Un sistema simile al 'Sistema Solare' che offre indizi sul futuro della Terra
Una ricerca ha rivelato che lo studio di un sistema stellare vicino alla Terra e molto simile al Sistema Solare potrebbe fornire indizi sul futuro del nostro pianeta.
Secondo quanto riportato da Universe Today, lo studio della stella "Rho Coronae Borealis (Rho CrB)", situata a 57 anni luce dalla Terra, e dei 4 pianeti in orbita attorno ad essa, potrebbe fornire informazioni sul futuro del Sistema Solare.
Il Prof. Dr. Stephen R. Kane, docente presso il Dipartimento di Scienze della Terra e Planetarie dell'Università della California, ha esaminato nella sua ricerca cosa potrebbe accadere agli esopianeti nelle zone abitabili delle stelle che raggiungono la fase di gigante rossa.
LE STELLE DISTRUGGONO I PIANETI RAGGIUNGENDO DIMENSIONI GIGANTESCHE NELLA FASE DI GIGANTE ROSSA
Kane ha condotto una ricerca su "Rho Coronae Borealis", una nana gialla nella costellazione della Corona Boreale che ospita 4 pianeti in orbita e possiede massa, diametro e luminosità simili a quelli del Sole.
Nello studio è stato osservato che, poiché la stella ha circa 10 miliardi di anni, ovvero il doppio dell'età del Sole, la fase di gigante rossa è imminente e, di conseguenza, la stella diventerà una gigante rossa entro 1-1,5 miliardi di anni.
Nella sua ricerca, Kane ha affermato: "Il processo di evoluzione stellare può portare a cambiamenti drammatici e talvolta traumatici nella struttura delle stelle, che possono alterare l'architettura del sistema planetario, come la frammentazione dei pianeti in orbita a causa delle maree (gravitazionali) o il loro inghiottimento da parte della stella".

È stato rilevato che Rho CrB possiede 4 pianeti, denominati in ordine di scoperta "Rho Coronae Borealis e", "b, c e d", e che tra questi, "e, b e c" si trovano nella zona più pericolosa a causa della loro vicinanza alla stella.

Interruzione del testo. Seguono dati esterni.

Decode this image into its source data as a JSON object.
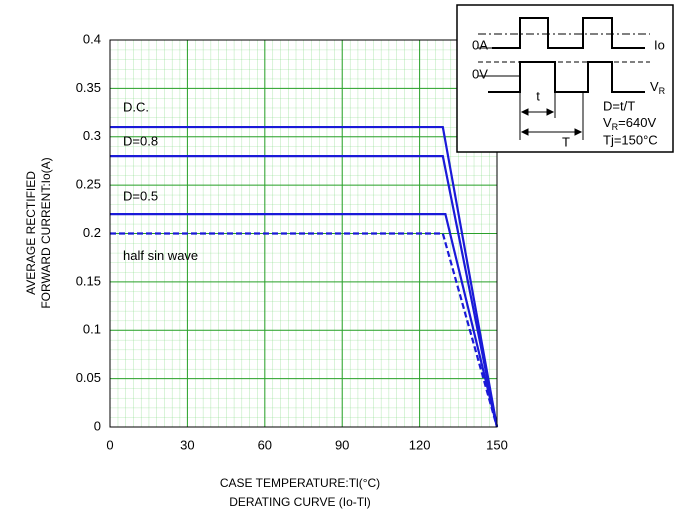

È stato specificato che i pianeti appartengono alla classe delle "Super Terre" o dei "Gioviani" (pianeti giganti simili a Giove, Saturno, Urano e Nettuno) e che si trovano su orbite più vicine rispetto alla distanza della Terra dal Sole.
È stato sottolineato che "Rho Coronae Borealis e" e "b" orbitano a una distanza ancora inferiore rispetto a quella di Mercurio dal Sole.
È stato indicato che i pianeti in orbita attorno a una stella che si espande gradualmente nella fase di gigante rossa potrebbero evaporare e scomparire o essere fatti a pezzi dalle maree gravitazionali durante un avvicinamento a spirale verso la stella che potrebbe durare decenni.
ANALIZZATO IL DESTINO DEI 4 PIANETI
Di conseguenza, il pianeta "e", il più interno, è probabilmente composto da rocce e, man mano che la stella si espande, evaporerà per poi essere inghiottito dalla stella stessa.
Il pianeta "b", con una massa di 350 volte quella terrestre e più grande di Giove, perderà la sua integrità a causa della gravità mentre entra nell'atmosfera stellare, frammentandosi e aumentando la massa e l'espansione della stella.
Questa situazione potrebbe accelerare l'inghiottimento e la distruzione anche dei pianeti "c" e "d", sebbene "d" potrebbe salvarsi se la fase di gigante rossa della stella terminasse prima che venga inghiottito, o se venisse spinto verso l'esterno a causa delle maree generate dalla massa crescente.

Kane, affermando che il pianeta "c", che ha una massa simile a quella di Nettuno, evaporerà e verrà inghiottito, ha sottolineato che anche il pianeta "d", sebbene non sia certo, potrebbe condividere lo stesso destino.
ANCHE IL SOLE DIVENTERÀ PRIMA UNA GIGANTE ROSSA E POI UNA NANA BIANCA
Nella ricerca si afferma che si ritiene che anche il Sole, prima di trasformarsi in una nana bianca tra qualche miliardo di anni, inghiottirà o distruggerà probabilmente tutti i pianeti interni durante la fase in cui si espanderà diventando una gigante rossa.
Un'altra possibilità è che i pianeti di grande massa situati su orbite distanti possano modificare l'orbita di alcuni dei pianeti interni, salvandoli dalla distruzione.
La Terra potrebbe essere inghiottita e distrutta durante la fase di gigante rossa del Sole, oppure potrebbe essere trascinata verso orbite esterne più sicure dall'influenza dei pianeti esterni, ma entrambe le possibilità indicano che le condizioni nel Sistema Solare non saranno più quelle odierne.
La ricerca è stata pubblicata su The Astrophysical Journal.